A identificação de Lula como alvo da reação não é gratuita, nem fato isolado. Lula de há muito transcendeu os limites de eventual projeto pessoal, é mais do que um ex-presidente da República, e é muito mais que fundador e presidente do PT. Independentemente de sua vontade e da vontade de seus inimigos, é, para além de sua popularidade, o mais destacado ícone da esquerda e das forças populares brasileiras. Lula é, hoje, e em que pesem suas contradições, um símbolo, um símbolo da capacidade de nosso povo fazer-se agente de sua História. É um símbolo das possibilidades de o ser humano vencer suas circunstâncias, romper com as contingências e fazer-se ator. Simboliza a potência do povão, do povo-massa, dos “de baixo”, dos filhos da Senzala como sujeitos históricos. Simboliza a possibilidade de o homem comum, um operário, romper com as amarras da sociedade de classes, racista e preconceituosa, e liderá-la num projeto de construção de uma sociedade em busca de menos desigualdade social. Por isso é amado e odiado.

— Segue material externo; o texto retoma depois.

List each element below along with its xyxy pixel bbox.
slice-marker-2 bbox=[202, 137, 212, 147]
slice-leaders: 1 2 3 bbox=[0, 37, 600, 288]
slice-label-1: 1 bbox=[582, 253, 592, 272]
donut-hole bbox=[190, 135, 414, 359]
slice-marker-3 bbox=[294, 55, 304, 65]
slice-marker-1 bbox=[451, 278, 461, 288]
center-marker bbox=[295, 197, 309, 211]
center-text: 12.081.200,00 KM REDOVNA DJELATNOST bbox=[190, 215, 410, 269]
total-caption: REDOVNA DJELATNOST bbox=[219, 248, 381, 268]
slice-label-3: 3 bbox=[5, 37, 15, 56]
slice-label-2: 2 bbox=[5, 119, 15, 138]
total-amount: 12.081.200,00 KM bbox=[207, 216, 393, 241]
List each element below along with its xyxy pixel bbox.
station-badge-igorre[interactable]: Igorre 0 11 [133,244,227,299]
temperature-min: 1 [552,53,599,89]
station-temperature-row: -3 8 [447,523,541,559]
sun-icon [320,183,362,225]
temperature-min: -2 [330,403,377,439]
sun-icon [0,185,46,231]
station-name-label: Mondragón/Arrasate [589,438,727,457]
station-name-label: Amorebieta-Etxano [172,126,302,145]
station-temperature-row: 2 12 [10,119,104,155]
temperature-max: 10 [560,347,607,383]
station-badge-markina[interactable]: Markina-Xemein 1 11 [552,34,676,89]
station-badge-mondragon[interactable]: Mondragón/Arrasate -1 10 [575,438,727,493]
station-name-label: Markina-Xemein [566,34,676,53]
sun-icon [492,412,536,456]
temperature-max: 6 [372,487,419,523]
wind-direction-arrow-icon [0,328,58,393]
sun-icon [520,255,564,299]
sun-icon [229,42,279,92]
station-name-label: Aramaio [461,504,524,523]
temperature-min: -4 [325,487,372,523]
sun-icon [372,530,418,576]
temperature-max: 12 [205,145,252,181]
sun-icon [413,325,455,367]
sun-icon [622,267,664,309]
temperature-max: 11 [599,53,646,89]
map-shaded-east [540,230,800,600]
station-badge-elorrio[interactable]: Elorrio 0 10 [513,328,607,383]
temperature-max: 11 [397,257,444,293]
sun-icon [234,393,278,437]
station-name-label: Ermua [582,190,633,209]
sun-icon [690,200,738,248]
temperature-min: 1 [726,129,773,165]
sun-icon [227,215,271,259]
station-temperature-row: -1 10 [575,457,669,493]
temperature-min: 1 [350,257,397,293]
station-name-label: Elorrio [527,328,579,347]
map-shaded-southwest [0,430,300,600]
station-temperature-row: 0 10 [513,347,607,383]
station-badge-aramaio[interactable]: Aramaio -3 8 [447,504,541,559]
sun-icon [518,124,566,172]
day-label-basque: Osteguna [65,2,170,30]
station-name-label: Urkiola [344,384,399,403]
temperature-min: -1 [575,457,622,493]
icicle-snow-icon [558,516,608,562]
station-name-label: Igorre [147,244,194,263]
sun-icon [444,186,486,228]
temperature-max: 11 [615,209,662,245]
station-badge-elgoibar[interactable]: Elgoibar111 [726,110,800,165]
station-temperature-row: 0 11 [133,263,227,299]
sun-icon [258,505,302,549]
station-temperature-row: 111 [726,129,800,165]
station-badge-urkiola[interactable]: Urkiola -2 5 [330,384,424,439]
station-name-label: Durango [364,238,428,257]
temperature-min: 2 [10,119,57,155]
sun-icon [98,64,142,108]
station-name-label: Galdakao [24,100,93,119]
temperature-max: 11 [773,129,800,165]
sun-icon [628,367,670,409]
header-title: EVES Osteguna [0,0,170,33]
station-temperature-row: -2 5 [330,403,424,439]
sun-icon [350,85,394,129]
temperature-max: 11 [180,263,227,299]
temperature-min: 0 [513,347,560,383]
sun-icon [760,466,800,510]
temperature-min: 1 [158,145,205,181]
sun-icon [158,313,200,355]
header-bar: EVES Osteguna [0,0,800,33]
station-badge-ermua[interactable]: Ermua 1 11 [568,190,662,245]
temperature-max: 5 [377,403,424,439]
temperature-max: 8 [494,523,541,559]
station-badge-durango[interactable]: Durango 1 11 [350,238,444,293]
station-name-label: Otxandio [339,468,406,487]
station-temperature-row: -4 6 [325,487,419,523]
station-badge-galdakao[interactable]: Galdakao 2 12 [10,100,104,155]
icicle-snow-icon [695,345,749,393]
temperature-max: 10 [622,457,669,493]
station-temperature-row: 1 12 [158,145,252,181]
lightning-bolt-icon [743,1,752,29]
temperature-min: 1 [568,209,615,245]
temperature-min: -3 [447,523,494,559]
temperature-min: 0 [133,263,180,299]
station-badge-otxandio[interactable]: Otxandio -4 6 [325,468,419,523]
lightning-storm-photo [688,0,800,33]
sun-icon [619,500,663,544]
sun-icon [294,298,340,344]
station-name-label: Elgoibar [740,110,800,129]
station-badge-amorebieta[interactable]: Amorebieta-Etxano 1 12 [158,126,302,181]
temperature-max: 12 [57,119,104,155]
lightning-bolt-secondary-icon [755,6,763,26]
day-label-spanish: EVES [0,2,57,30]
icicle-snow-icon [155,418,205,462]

Símbolos assim constituem instrumentos de importância capital nos confrontos políticos por sua capacidade de emocionar e mobilizar multidões. Símbolos deste tipo não surgem como frutos do acaso nem se multiplicam facilmente, nem se constroem da noite para o dia. Emergem em circunstâncias especiais, atendendo a demandas concretas da sociedade. São construídos ao longo de certo tempo de provação, de testes dolorosos, como ocorre com os heróis clássicos, percebidos pela comunidade como portadores de virtudes.

O símbolo Lula não é produto do acaso, nem consequência de um projeto individual. Trata-se do fruto histórico resultante do encontro do movimento sindical com as lutas populares, construindo a primeira liderança política brasileira que emergiu do proletariado, do chão de fábrica, para a Presidência da República. Um feito de dificílima repetição, neste país aferrado ao autoritarismo conservador.

É contra esse instrumento da luta política de massa que se arma a prepotência das classes dominantes brasileiras, filhas do escravismo, incuravelmente reacionárias, incuravelmente atrasadas, presas à ideologia da Casa Grande, desapartadas dos interesses do povo e da nação, descomprometidas com o futuro do país.

Ao abater Lula, pretende a direita brasileira dizer que o povo – no caso um ex-imigrante do Nordeste profundo, sobrevivente da fome, um ex-metalúrgico, um brasileiro homem-comum, um dos nossos –, não pode ter acesso ao Olimpo reservado aos donos do poder. É um “chega prá-lá”, um “conheça o seu lugar”, um “não se atreva”, um “veja com quem está falando”.

A condenação de Lula tem o objetivo de barrar a emergência das massas, barrar os interesses da nação, barrar o avanço social, barrar o ideal de um Brasil desenvolvido e justo. Visa a barrar não o lulismo, mas todo o movimento popular brasileiro. Quer deter não apenas o PT, mas todas as organizações políticas do espectro popular (que não se enganem a esse respeito aqueles que sonham em crescer nos eventuais escombros do lulopetismo).

A defesa de Lula, a partir de agora, não é uma tarefa, apenas, de seu partido e dos seus seguidores. Ela representa, hoje, a defesa da democracia. É só a primeira batalha, pois muitas nos aguardam até 2018.



*Roberto Amaral é escritor e ex-ministro de Ciência e Tecnologia.